1. A preparation method of glucosyl stevioside is characterized by comprising the following steps:

(1) and (2) mixing the stevia extract: the cyclodextrin is mixed according to the mass ratio of 1: 1-2, adding water to prepare a mixed solution with the mass concentration of 10% -60%, then placing the mixed solution at 40-80 ℃, and preheating for 1-3 hours under the stirring condition to generate suspension;

(2) adding cyclodextrin glycosyltransferase into the suspension, controlling the mass of the cyclodextrin glycosyltransferase to be 2-10% of that of cyclodextrin, then placing the mixture at 40-80 ℃, stirring and reacting the mixture at the rotating speed of 300rpm/min of 100-80 ℃ for 1-96h, continuously heating the mixture to more than 105 ℃ for 30-60min, and inactivating and denaturing the cyclodextrin glycosyltransferase through continuous high temperature to stop the reaction;

(3) after the reaction is finished, decoloring the reaction solution by using decoloring resin, collecting the decolored solution, desalting the decolored solution by using anion and cation exchange resin, collecting the desalted solution, removing non-diterpene compounds from the desalted solution by using macroporous adsorption resin, washing a column by using distilled water or deionized water after adsorption operation, desorbing by using ethanol with the volume fraction of 20-70%, and collecting the ethanol hydrolysis imbibition containing the diterpene compounds;

(4) evaporating and concentrating the ethanol hydrolysis liquid containing diterpene compounds, controlling the mass concentration of stevioside in the concentrated solution to be more than 60%, continuously carrying out spray drying on the concentrated solution, collecting the dried product in a powder shape, and packaging to obtain the finished glucosyl glycoside product.

2. The method of claim 1, wherein the method comprises the steps of: the total glycoside content in the stevia extract obtained in the step (1) is more than or equal to 90 wt%, wherein the stevioside accounts for 40-60 wt%, and the rebaudioside A accounts for 30-50 wt%.

3. The method of claim 1, wherein the method comprises the steps of: the cyclodextrin in the step (1) is one of alpha cyclodextrin, beta cyclodextrin and gamma cyclodextrin or any mixture thereof.

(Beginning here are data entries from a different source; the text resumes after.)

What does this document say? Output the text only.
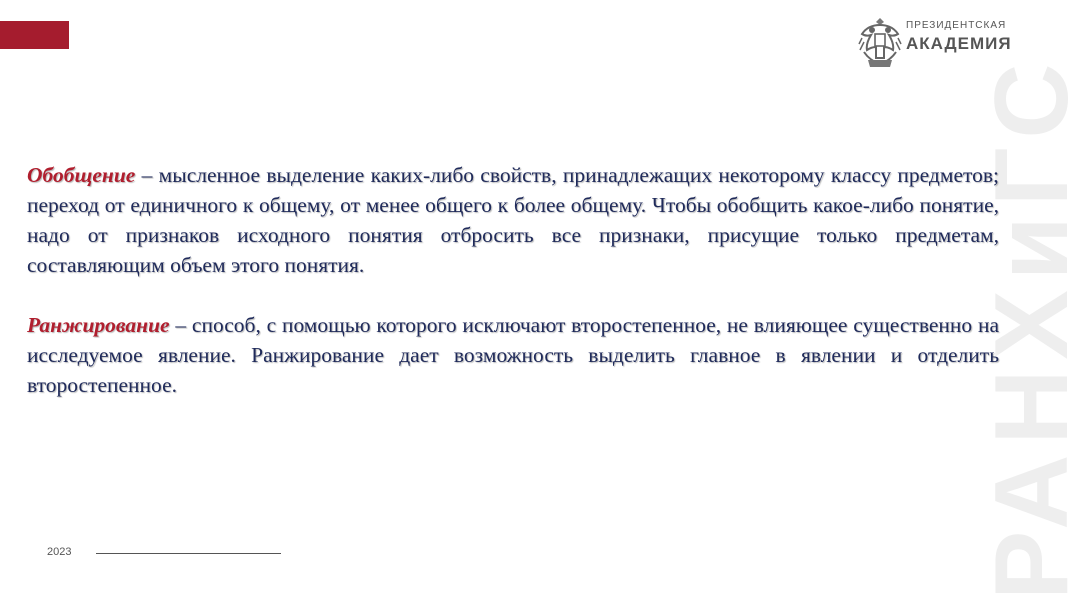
РАНХиГС
ПРЕЗИДЕНТСКАЯ
АКАДЕМИЯ

Обобщение – мысленное выделение каких-либо свойств, принадлежащих некоторому классу предметов; переход от единичного к общему, от менее общего к более общему. Чтобы обобщить какое-либо понятие, надо от признаков исходного понятия отбросить все признаки, присущие только предметам, составляющим объем этого понятия.

Ранжирование – способ, с помощью которого исключают второстепенное, не влияющее существенно на исследуемое явление. Ранжирование дает возможность выделить главное в явлении и отделить второстепенное.

2023
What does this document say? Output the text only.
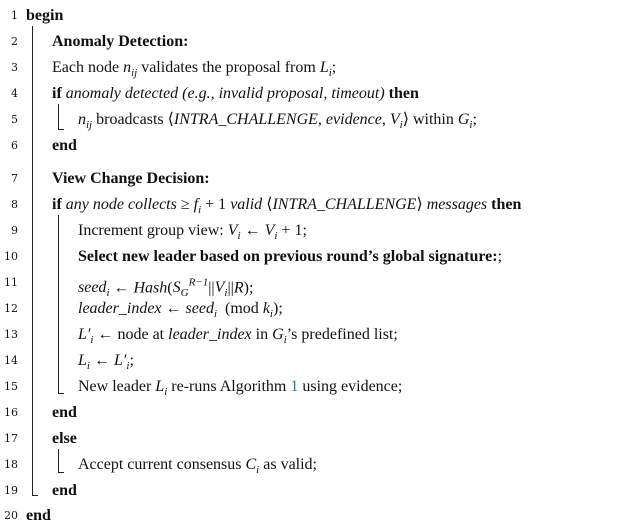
1 begin
2 Anomaly Detection:
3 Each node $n_{ij}$ validates the proposal from $L_i$;
4 if anomaly detected (e.g., invalid proposal, timeout) then
5	$n_{ij}$ broadcasts ⟨INTRA_CHALLENGE, evidence, $V_i⟩$ within $G_i$;
6 end
7 View Change Decision:
8 if any node collects ≥ $f_i + 1$ valid ⟨INTRA_CHALLENGE⟩ messages then
9	Increment group view: $V_i$ ← $V_i + 1$;
10	Select new leader based on previous round’s global signature:;
11	seed$_i$ ← $Hash(S_G^{R-1}||V_i||R)$;
12	leader_index ← seed$_i$  (mod $k_i$);
13	$L'_i$ ← node at leader_index in $G_i’s$ predefined list;
14	$L_i$ ← $L'_i$;
15	New leader $L_i$ re-runs Algorithm 1 using evidence;
16 end
17 else
18	Accept current consensus $C_i$ as valid;
19 end
20 end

4. The method of claim 1, wherein the method comprises the steps of: the reaction temperature in the step (2) is preferably 55-65 ℃, the reaction time is preferably 24-50h, and the stirring speed is preferably 180-240 rpm/min.

5. A process according to any one of claims 1 to 4, wherein the reaction mixture comprises: the macroporous adsorption resin in the step (3) is a resin product which has higher selectivity and only adsorbs diterpene compounds or a commercialized resin product which can have higher selectivity and only adsorb diterpene compounds.